Kiobel Forecloses Another Alien Tort Statute Claim in 11th Cir.

By Mark Wilson, Esq. on September 29, 2014 | Last updated on March 21, 2019

The U.S. Supreme Court's decision last term in Kiobel v. Royal Dutch Petroleum has already put the kibosh on one Alien Tort Statute (ATS) claim in the Eleventh Circuit: In that case, the court said that Kiobel foreclosed using the ATS where all the conduct took place outside the United States.

In front of a different three-judge panel of the Eleventh Circuit, plaintiffs in Baloco v. Drummond Company argued that Drummond, an American coal mining company, "aided and abetted or conspired" with Colombian paramilitary forces by paying the paramilitary to murder several Colombian union leaders at Drummond's Colombian mines.

Kiobel: It's Like Twombly for Foreigners

Kiobel established that violations of the ATS must "touch and concern the territory of the United States." Where conduct occurs that is between two wholly foreign entities, in a foreign nation, without any connection to the United States, the ATS doesn't apply.

It's not just a guideline: Kiobel said that it was an evidentiary presumption. Plaintiffs who want to use the ATS need to overcome this burden before they can even get in the door of the courthouse by showing that the violations had something to do with the United States.

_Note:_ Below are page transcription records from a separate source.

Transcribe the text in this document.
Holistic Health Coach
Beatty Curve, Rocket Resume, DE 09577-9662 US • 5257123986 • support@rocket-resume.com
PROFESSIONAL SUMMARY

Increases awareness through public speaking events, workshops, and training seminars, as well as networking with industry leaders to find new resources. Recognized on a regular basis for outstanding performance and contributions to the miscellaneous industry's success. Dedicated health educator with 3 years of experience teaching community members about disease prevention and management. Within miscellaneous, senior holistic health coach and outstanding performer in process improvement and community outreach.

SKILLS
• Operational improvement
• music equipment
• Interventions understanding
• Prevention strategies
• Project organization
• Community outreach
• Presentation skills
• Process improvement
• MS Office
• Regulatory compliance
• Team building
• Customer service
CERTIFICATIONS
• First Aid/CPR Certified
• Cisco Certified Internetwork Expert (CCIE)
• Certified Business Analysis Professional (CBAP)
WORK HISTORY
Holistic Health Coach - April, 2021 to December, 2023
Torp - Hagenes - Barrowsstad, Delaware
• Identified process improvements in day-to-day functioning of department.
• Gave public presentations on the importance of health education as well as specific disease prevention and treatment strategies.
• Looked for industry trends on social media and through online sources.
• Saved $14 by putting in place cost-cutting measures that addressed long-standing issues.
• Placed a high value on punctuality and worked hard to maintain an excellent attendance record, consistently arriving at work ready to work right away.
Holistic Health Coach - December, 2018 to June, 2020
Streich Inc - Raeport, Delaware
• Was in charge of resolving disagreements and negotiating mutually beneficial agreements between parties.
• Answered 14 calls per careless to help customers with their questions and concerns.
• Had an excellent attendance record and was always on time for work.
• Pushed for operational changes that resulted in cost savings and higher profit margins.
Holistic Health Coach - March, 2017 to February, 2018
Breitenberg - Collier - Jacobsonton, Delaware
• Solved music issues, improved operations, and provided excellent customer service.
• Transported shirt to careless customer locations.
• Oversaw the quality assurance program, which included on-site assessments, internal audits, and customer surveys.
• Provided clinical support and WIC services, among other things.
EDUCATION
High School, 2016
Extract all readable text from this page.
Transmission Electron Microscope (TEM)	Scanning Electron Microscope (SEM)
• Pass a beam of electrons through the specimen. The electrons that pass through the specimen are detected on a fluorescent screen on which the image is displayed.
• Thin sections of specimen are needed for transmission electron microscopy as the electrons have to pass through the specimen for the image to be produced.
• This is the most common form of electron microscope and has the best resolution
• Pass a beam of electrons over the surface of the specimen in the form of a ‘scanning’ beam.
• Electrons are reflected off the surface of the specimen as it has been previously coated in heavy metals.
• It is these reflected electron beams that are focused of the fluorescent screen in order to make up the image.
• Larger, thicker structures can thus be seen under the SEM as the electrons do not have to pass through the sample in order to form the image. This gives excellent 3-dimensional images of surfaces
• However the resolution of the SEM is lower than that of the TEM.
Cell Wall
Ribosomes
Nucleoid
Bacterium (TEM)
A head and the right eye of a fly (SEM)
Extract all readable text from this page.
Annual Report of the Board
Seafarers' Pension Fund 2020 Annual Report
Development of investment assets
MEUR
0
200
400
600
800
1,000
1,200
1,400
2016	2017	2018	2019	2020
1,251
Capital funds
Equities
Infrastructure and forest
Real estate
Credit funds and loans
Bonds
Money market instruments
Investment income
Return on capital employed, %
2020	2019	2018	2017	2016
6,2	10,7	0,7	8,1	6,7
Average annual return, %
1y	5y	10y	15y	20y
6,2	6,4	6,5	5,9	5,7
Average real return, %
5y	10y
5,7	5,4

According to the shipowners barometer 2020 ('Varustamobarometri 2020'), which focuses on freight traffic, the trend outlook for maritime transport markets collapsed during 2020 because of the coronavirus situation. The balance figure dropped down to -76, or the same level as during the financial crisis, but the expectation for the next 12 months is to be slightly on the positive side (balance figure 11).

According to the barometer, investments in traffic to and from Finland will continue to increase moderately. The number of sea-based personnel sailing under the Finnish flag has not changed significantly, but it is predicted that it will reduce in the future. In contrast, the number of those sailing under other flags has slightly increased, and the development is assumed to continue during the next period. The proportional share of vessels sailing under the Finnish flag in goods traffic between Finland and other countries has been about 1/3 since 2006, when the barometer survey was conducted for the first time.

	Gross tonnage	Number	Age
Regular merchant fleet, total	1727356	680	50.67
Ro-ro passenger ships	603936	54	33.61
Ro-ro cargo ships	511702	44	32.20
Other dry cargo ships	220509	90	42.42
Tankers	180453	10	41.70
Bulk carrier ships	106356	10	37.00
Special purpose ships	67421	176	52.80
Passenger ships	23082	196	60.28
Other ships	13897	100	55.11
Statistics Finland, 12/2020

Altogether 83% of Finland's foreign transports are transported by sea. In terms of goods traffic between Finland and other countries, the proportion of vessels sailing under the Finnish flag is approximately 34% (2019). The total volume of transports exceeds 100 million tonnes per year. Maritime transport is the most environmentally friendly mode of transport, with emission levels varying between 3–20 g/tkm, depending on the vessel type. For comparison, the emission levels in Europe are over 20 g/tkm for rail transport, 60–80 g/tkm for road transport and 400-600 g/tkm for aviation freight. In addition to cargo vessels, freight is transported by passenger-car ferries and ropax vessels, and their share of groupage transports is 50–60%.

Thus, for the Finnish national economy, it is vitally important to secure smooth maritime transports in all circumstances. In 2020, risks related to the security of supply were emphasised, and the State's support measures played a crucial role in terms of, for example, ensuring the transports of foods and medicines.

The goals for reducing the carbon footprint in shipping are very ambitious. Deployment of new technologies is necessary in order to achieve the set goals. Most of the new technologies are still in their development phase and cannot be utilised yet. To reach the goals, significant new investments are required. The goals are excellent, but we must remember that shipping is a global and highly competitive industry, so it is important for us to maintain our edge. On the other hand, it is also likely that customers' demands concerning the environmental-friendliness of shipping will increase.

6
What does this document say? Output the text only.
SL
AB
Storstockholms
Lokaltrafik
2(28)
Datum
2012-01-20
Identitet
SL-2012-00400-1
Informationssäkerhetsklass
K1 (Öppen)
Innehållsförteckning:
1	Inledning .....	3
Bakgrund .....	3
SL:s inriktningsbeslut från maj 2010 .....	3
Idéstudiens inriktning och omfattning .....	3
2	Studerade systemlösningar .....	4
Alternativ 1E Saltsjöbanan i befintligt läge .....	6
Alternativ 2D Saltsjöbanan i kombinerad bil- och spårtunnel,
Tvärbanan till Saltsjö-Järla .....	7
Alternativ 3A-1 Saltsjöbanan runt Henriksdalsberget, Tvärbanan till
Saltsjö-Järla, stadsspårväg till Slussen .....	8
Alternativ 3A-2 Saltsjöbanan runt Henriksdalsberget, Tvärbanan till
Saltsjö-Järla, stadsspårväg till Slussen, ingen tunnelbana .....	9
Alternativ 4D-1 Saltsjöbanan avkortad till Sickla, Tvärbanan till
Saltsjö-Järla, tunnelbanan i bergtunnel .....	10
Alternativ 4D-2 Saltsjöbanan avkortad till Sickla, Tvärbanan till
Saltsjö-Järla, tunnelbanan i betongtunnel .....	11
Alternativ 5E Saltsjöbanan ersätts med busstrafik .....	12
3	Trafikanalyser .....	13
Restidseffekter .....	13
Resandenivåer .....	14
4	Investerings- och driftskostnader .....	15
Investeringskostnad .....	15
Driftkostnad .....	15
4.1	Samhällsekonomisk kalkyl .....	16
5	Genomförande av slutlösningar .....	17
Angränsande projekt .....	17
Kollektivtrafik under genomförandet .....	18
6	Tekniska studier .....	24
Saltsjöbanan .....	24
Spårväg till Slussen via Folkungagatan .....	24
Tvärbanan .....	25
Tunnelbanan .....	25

In much the same way that Twombly made us collectively wonder how we could establish plausibility of a claim well before discovery, Kiobel created the same problem. The Eleventh Circuit dismissed the claim here because plaintiffs' complaint "[fell] short of the minimum factual predicate warranting the extraterritorial application of the ATS" by showing collusion between Drummond and paramilitary forces to execute the victims in this case. (The court did note, however, that "there has been a very large amount of discovery over a period of more than ten years in preceding related cases.")

Res Judicata

But even if Kiobel weren't an issue, the Eleventh Circuit affirmed the district court's decision that the plaintiffs' claims were all barred by res judicata. The same victims -- represented by their wives and children -- were the subject of a 2002 lawsuit that was resolved in Drummond's favor in 2007 through a dismissal with prejudice. One claim went to trial, with a verdict in favor of Drummond.

The current case was brought by new representatives, but the same victims -- i.e., the mothers of the victims from the previous litigation. These mothers were initially the plaintiffs in the previous litigation, but were substituted for the wives and children instead. Furthermore, the new litigation seeks a resolution to the same "nucleus of operative facts" as the prior case, using the same causes of action, but with different plaintiffs. And even the few actually new plaintiffs introduced in this case were barred by claim preclusion because the same issue was litigated, and the earlier parties were in privity with the new ones and had just as much a chance to litigate as the new ones did.